12 July 2006

Sinistrals

Brain Age, for the Nintendo DS, has two remarkable features that don’t get a lot of press:

  1. Before any puzzle that requies voice recognition, the game first asks if you’re in an environment where it’s appropriate to be talking to your handheld video game system, lest you look like a crazy person on the bus.
  2. When you set up your profile, it asks if you’re left- or right-handed. If you’re left-handed, whenever you log in it flips the screens for you so that you can write with the touchscreen on the left and not have to cross your hand over the other screen, which is awkward.

On the first, point, I’ll just say that it amazes me how fast Bluetooth headsets have caught on in DC. Do none of those people walking around and talking on them not see other people doing the same thing and notice how crazy they look? It’s not uncommon for me to actually pass by a person talking on a headset who’s standing right next to a real crazy person talking to himself. Oh, wait, the people with those headsets are the same staffers with their Blackberries who walk around looking as uncool as one can look, thumb-typing away emails that certainly could have waited until they were back at their keyboards.

Fact (well, a Wikipedia fact): 8-15% of the world’s population is left-handed. The Brain Age people were smart enough (heh) to realize that if 1/10 of their customers were going to be inconvenienced when trying to play their game, it was worth the time to engineer something to make it more pleasant for them.
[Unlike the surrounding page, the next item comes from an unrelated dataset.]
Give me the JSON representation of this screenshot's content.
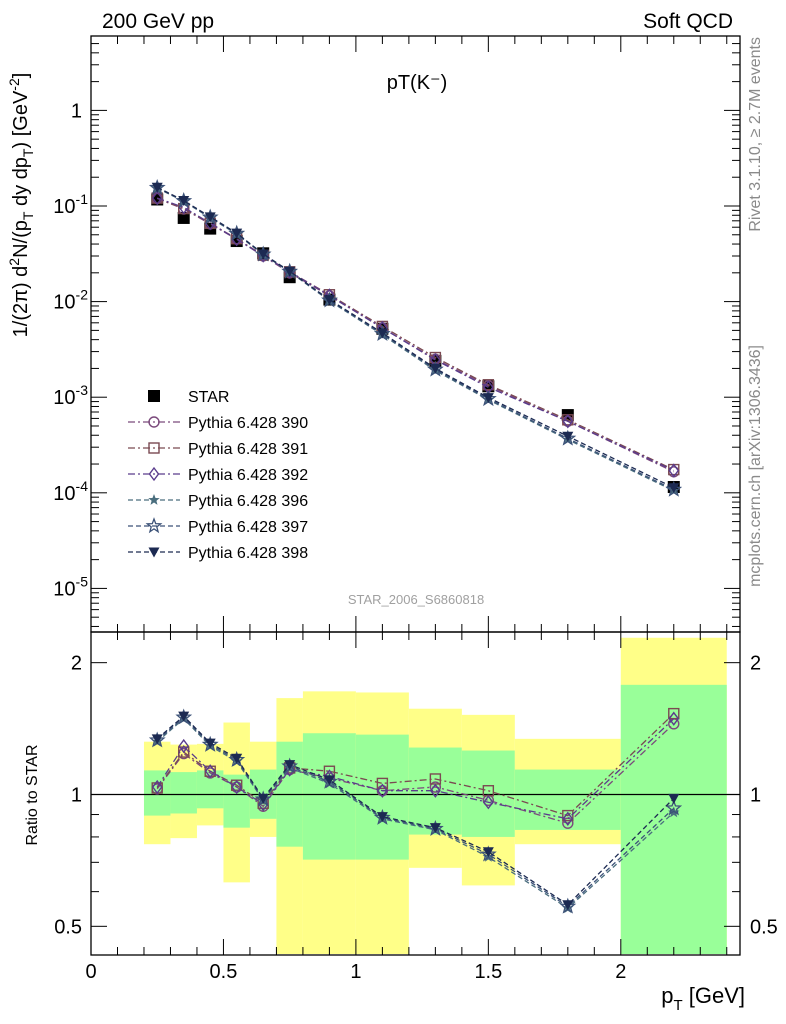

At least a few DS games require you to control your character with the directional pad, which is on the left of the console, and use the stylus to interact with the game’s environment. This is very difficult for a lefty to do. You can either try to figure out a way to use the D-pad with your right hand (and not drop the DS while you’re doing that), or learn how to hold a pencil in your right hand, like a 19th century child being forced to act against his nature.

I like that the DS has a cool user interface, and I like that game designers are having fun and experimenting with new ways to interact with their games. The Wii will take this even further, and I’m very excited by the idea. Still, I don’t like the idea that these new ideas, which are, as stated by Nintendo itself, intended to make games more accessible to more people, are creating an accessibility problem for able-bodied left-handed gamers.

(I’m using a bit more hyperbole here than maybe is necessary, but seriously, if I got a game that I couldn’t play well because it made me hold the stylus in my right hand, I’d have to return it. The level of precision required is relevant here of course.)